And the creeping sensation of the dead fly, still in the plastic pill case on the table.
She pops her eyes open. The dead fly.
The fluorescent lights above her shine, painfully, too much, and she flops her arm over to cover her eyes.
“Delly?”
It’s Maison’s voice, quiet and subdued, and for a few moments her mind rejects it. He had been bleeding, she felt him die, she felt his brain stop and his heart still and everything go wrong.
“Delly, you need to sit up.”
She tilts her head over in the direction of his voice. She’s laying on the bare concrete of the basement, a spray-paintedcircle of gold wide, encompassing almost the entire room. The tables are pushed to the side, the bookcases pressed against the walls, as far away as possible.
Maison’s sitting cross legged, a few good paces away, and his eyes glow red at her.
She glances to the circle, it’s exactly like the one that had been in front of the door when she first got here.

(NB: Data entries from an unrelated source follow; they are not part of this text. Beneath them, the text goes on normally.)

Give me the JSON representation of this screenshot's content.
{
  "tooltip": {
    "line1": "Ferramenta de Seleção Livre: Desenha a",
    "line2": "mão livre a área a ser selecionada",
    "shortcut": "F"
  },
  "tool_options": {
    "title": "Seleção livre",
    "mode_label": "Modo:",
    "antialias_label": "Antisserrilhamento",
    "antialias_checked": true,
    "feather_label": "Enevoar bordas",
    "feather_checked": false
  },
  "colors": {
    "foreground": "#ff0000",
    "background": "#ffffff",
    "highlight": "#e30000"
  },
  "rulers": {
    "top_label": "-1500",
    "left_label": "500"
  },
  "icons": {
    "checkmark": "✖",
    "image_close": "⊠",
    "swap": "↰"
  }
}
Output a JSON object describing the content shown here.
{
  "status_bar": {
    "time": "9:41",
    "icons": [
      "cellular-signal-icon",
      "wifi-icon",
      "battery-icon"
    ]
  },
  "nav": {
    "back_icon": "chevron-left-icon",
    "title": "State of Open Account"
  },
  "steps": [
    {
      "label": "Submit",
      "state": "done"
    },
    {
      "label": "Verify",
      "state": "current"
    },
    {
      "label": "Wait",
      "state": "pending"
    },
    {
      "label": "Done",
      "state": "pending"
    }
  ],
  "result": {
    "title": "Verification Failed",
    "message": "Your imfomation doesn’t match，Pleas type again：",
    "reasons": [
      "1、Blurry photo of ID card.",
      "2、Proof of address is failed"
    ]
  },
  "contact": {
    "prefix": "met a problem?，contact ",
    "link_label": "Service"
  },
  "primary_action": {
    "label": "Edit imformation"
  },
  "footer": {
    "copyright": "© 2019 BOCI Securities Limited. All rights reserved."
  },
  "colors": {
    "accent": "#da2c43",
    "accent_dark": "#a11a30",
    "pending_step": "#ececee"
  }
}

There’s blood still on Maison’s cheek, like he had missed a spot while washing, though he’s pulled on a new shirt and a hoodie somewhere along the line. His lungs ache, bone deep, and the skin across his chest itches and tugs at Delina’s awareness.
“You died,” she says, dumbly, then makes a face at the taste in her mouth, pushing herself up to sitting.
Her head swims, and she blinks through the dizziness.
“Is this a demon thingy?” she asks, pointing to the spray paint. “The trap?”
Maison nods, his expression something awful.
He’s sitting in there with her, which means he can’t leave.
“You’ve been out for about three hours, we got you back here. Gurlien and Chloe are now putting every anti-demon ward on the house they can possibly think of, carving it into the very forest floor.” His voice is still soft, like he’s expecting volume to hurt her. “You are very, very lucky.”
There’s a pallet of water bottles, helpfully put in the circle with them, and Delina makes an aborted motion towards them, before Maison scrambles over, pulling one out and opening it in one smooth action.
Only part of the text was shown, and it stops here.